Two Cycles, One Household: Perimenopause Meets Puberty
Oct 06, 2025
By: Dr. Beverly Huang, ND, MSCP
There are moments in motherhood no one prepares you for. Like the day you realize your body is beginning its own transition—just as your daughter is stepping into hers.
Perimenopause and puberty under the same roof.
At first, I laughed at the irony. Then, I realized how deeply layered this stage really is—for both of us.
Hormones in Stereo
My daughter’s hormones are just starting to surge, shaping her brain, body, and sense of self.
Meanwhile, mine are beginning their rollercoaster descent—sometimes surging, sometimes crashing—leaving me with anxiety, night sweats, brain fog, and emotions that feel raw.
It’s like we’re both sitting in the same hormonal orchestra, but playing completely different instruments. Like completely different songs!
The Mirror Effect
Watching her reminds me of myself at that age—the insecurity, the curiosity, the intensity. And sometimes, when she’s filling with emotions, I can feel my own irritability spike right alongside hers.
It’s a hormonal hall of mirrors: her estrogen climbing, mine dipping; her cycles just beginning, mine growing more unpredictable.
But instead of clashing, I try to remind myself—this is our chance to model something different.
Breaking the Silence
When I was her age, no one talked about periods or puberty beyond the basics. And no one mentioned menopause ... EVER! Silence was the norm.
But not in my house.
I tell her what’s happening in my body and what's happening in hers. We talk about cramps, moods, cravings, and how our brains feel different on certain days.

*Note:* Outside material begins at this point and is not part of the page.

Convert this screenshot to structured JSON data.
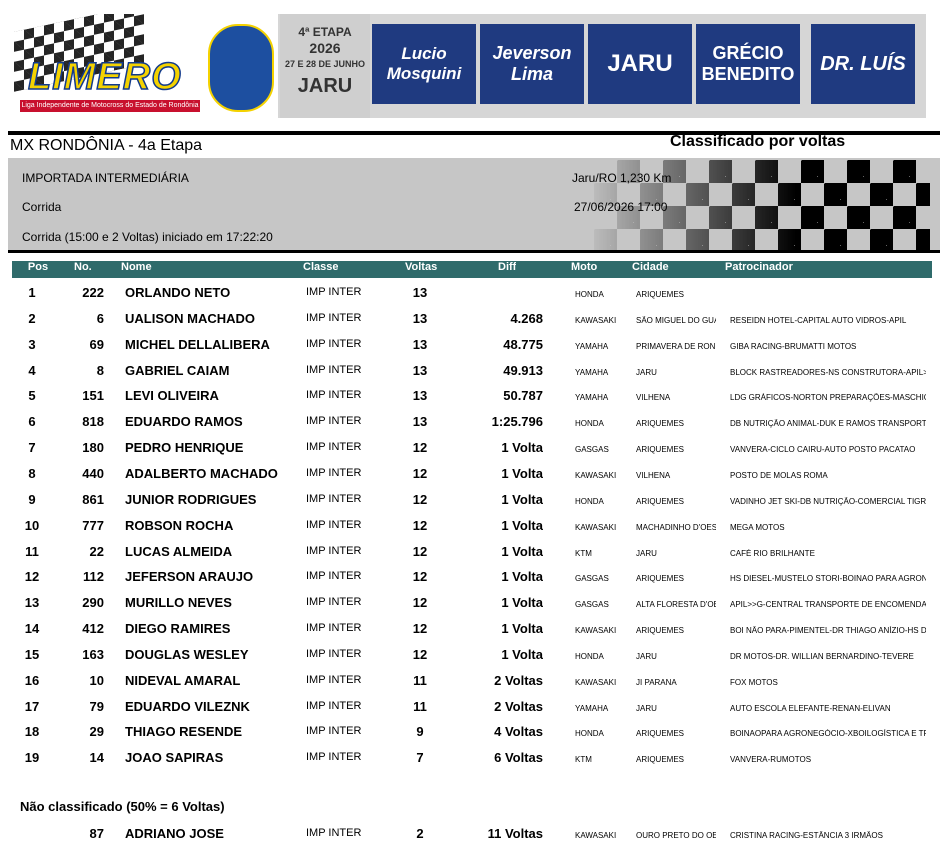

I want her to see that hormones aren’t something to be ashamed of or brushed under the rug. They’re powerful, they shape us, and we deserve to understand them. "Periods" and "hormones" are not evil words in our home. I have really done what I can to normalize this conversation.
What I Hope She Learns
My greatest wish is that she learns, from watching me, that her health and her voice matter. That when her body changes—whether at 13, 43, or 63—she has the right to understand it and to ask for support.
Because the truth is, women’s health has been dismissed for too long. Puberty and menopause may be opposites in biology, but they share the same cultural silence.
And in this home, we’re breaking that cycle.
Being a mom in perimenopause while raising a daughter in puberty is messy, loud, and emotional—but also beautiful. We’re growing together, side by side, both learning what it means to inhabit a changing body.
Two generations, two transitions. One conversation.